Hi-Satoh/sft-base4-dpo-e2-qwen-cot-merged is a 4 billion parameter language model, fine-tuned from the Qwen/Qwen3-4B-Instruct-2507 base model. This model has undergone a multi-stage training process, beginning with Supervised Fine-Tuning (SFT) and subsequently enhanced with Direct Preference Optimization (DPO) using the Unsloth library.
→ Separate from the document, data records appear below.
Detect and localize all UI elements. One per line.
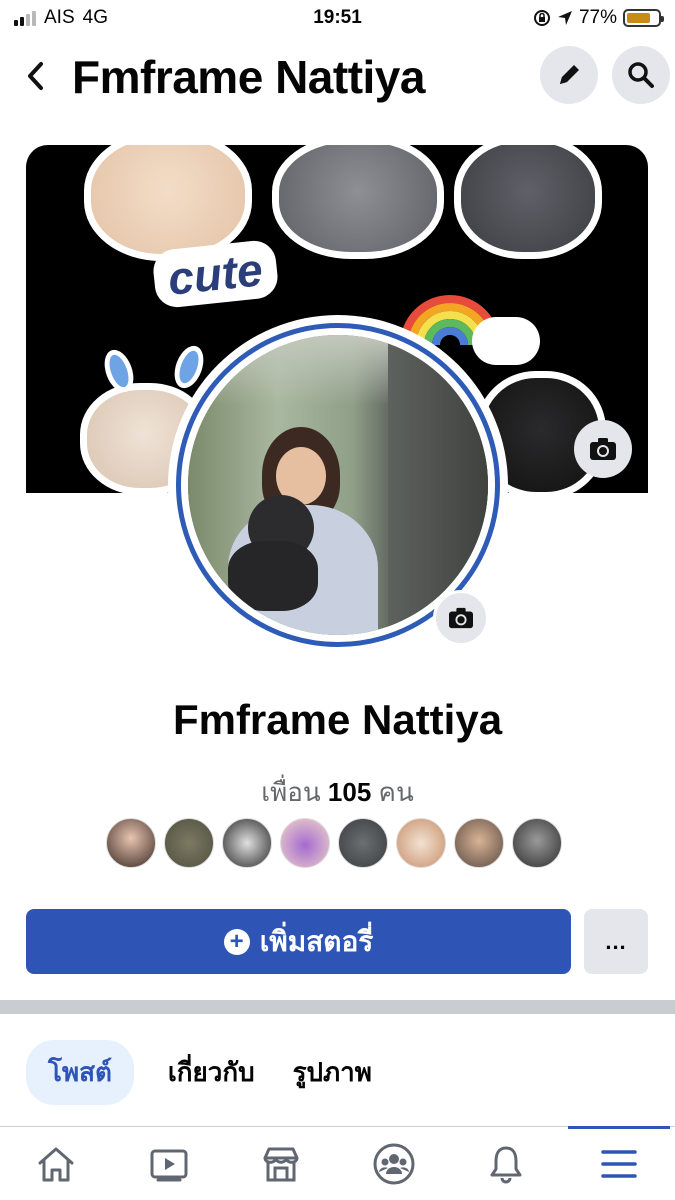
marketplace-icon <box>263 1147 299 1181</box>
search-icon <box>628 62 654 88</box>
profile-camera-button[interactable] <box>433 590 489 646</box>
friends-count[interactable]: เพื่อน 105 คน <box>0 772 675 813</box>
section-divider <box>0 1000 675 1014</box>
profile-name: Fmframe Nattiya <box>172 696 503 743</box>
more-options-button[interactable]: ... <box>584 909 648 974</box>
tab-posts[interactable]: โพสต์ <box>26 1040 134 1105</box>
friend-avatar[interactable] <box>512 818 562 868</box>
video-icon <box>150 1149 188 1181</box>
status-bar: AIS 4G 19:51 77% <box>0 0 675 36</box>
friends-suffix: คน <box>378 777 414 807</box>
groups-icon <box>373 1143 415 1184</box>
tab-about[interactable]: เกี่ยวกับ <box>164 1040 259 1105</box>
bottom-nav <box>0 1126 675 1200</box>
friend-avatar[interactable] <box>164 818 214 868</box>
friend-avatar[interactable] <box>280 818 330 868</box>
home-icon <box>38 1147 74 1181</box>
menu-icon <box>601 1149 637 1178</box>
cute-sticker-text: cute <box>151 238 280 310</box>
friend-avatars <box>106 818 562 868</box>
nav-menu[interactable] <box>563 1126 675 1200</box>
battery-percent: 77% <box>578 7 617 28</box>
friends-number: 105 <box>327 777 372 807</box>
nav-home[interactable] <box>0 1127 113 1200</box>
chevron-left-icon <box>28 62 43 90</box>
friend-avatar[interactable] <box>222 818 272 868</box>
friend-avatar[interactable] <box>106 818 156 868</box>
search-button[interactable] <box>612 46 670 104</box>
battery-icon <box>623 9 664 27</box>
page-title: Fmframe Nattiya <box>72 51 425 103</box>
plus-icon: + <box>223 928 250 955</box>
cat-sticker-dark <box>454 145 602 259</box>
camera-icon <box>590 438 616 460</box>
add-story-button[interactable]: + เพิ่มสตอรี่ <box>26 909 571 974</box>
add-story-label: เพิ่มสตอรี่ <box>259 925 374 957</box>
profile-tabs: โพสต์ เกี่ยวกับ รูปภาพ <box>26 1040 376 1105</box>
friend-avatar[interactable] <box>338 818 388 868</box>
tab-photos[interactable]: รูปภาพ <box>289 1040 376 1105</box>
bell-icon <box>490 1146 522 1183</box>
cover-camera-button[interactable] <box>574 420 632 478</box>
friends-prefix: เพื่อน <box>261 777 321 807</box>
nav-marketplace[interactable] <box>225 1127 338 1200</box>
nav-notifications[interactable] <box>450 1127 563 1200</box>
back-button[interactable] <box>18 58 54 94</box>
nav-video[interactable] <box>113 1127 226 1200</box>
profile-photo <box>188 335 488 635</box>
friend-avatar[interactable] <box>454 818 504 868</box>
camera-icon <box>449 607 473 629</box>
friend-avatar[interactable] <box>396 818 446 868</box>
status-right: 77% <box>533 7 664 29</box>
header: Fmframe Nattiya <box>0 40 675 112</box>
edit-button[interactable] <box>540 46 598 104</box>
cat-sticker-gray <box>272 145 444 259</box>
rotation-lock-icon <box>533 10 550 26</box>
nav-groups[interactable] <box>338 1127 451 1200</box>
pencil-icon <box>560 65 579 84</box>
battery-fill <box>627 13 651 23</box>
location-icon <box>557 11 572 25</box>
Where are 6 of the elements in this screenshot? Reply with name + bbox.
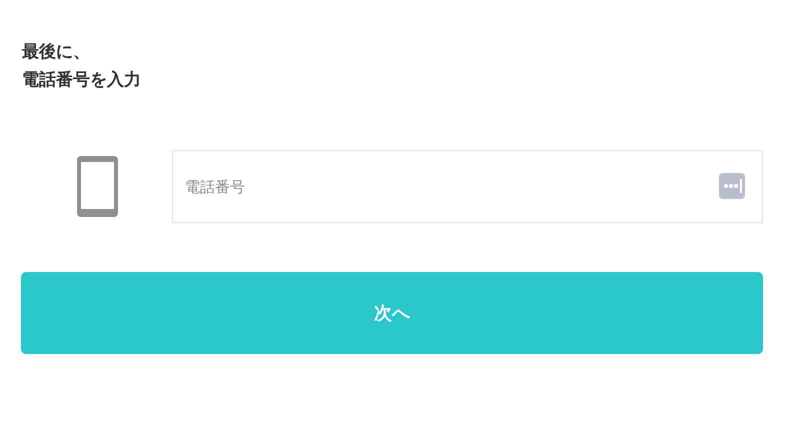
phone-number-field[interactable]: 電話番号 [172, 150, 763, 223]
heading-line: 電話番号を入力 [22, 69, 142, 92]
password-manager-icon [719, 173, 745, 199]
phone-icon [76, 156, 118, 217]
next-button[interactable]: 次へ [21, 272, 763, 354]
heading-line: 最後に、 [22, 41, 91, 64]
The primary objective of this fine-tuning was to significantly improve the model's reasoning and alignment capabilities.

Key Capabilities

  • Enhanced Reasoning: The model's DPO phase specifically targeted improvements in reasoning, building on domain-specific knowledge from its SFT phase.
  • Optimized Alignment: DPO training contributes to better alignment with desired outputs and user preferences.
  • Full-Merged Weights: This repository provides the full-merged 16-bit weights, eliminating the need for adapter loading and simplifying deployment.
  • Qwen3-4B-Instruct-2507 Base: Leverages the robust architecture and initial capabilities of the Qwen3-4B-Instruct-2507 model.

Training Details

The model's training involved:

  • SFT Phase: Initial training on the u-10bei/structured_data_with_cot_dataset_512_v5 dataset to acquire domain-specific knowledge.
  • DPO Phase: Applied Direct Preference Optimization for 2 epochs with a learning rate of 1e-07 and a beta of 0.1, using u-10bei/dpo-dataset-qwen-cot as the training data. The maximum sequence length for DPO was 2048 tokens.

Good For

  • Applications requiring a 4B parameter model with improved reasoning and alignment.
  • Developers looking for a readily deployable Qwen3-4B variant with enhanced performance characteristics.
  • Use cases benefiting from a model fine-tuned with DPO for better preference alignment.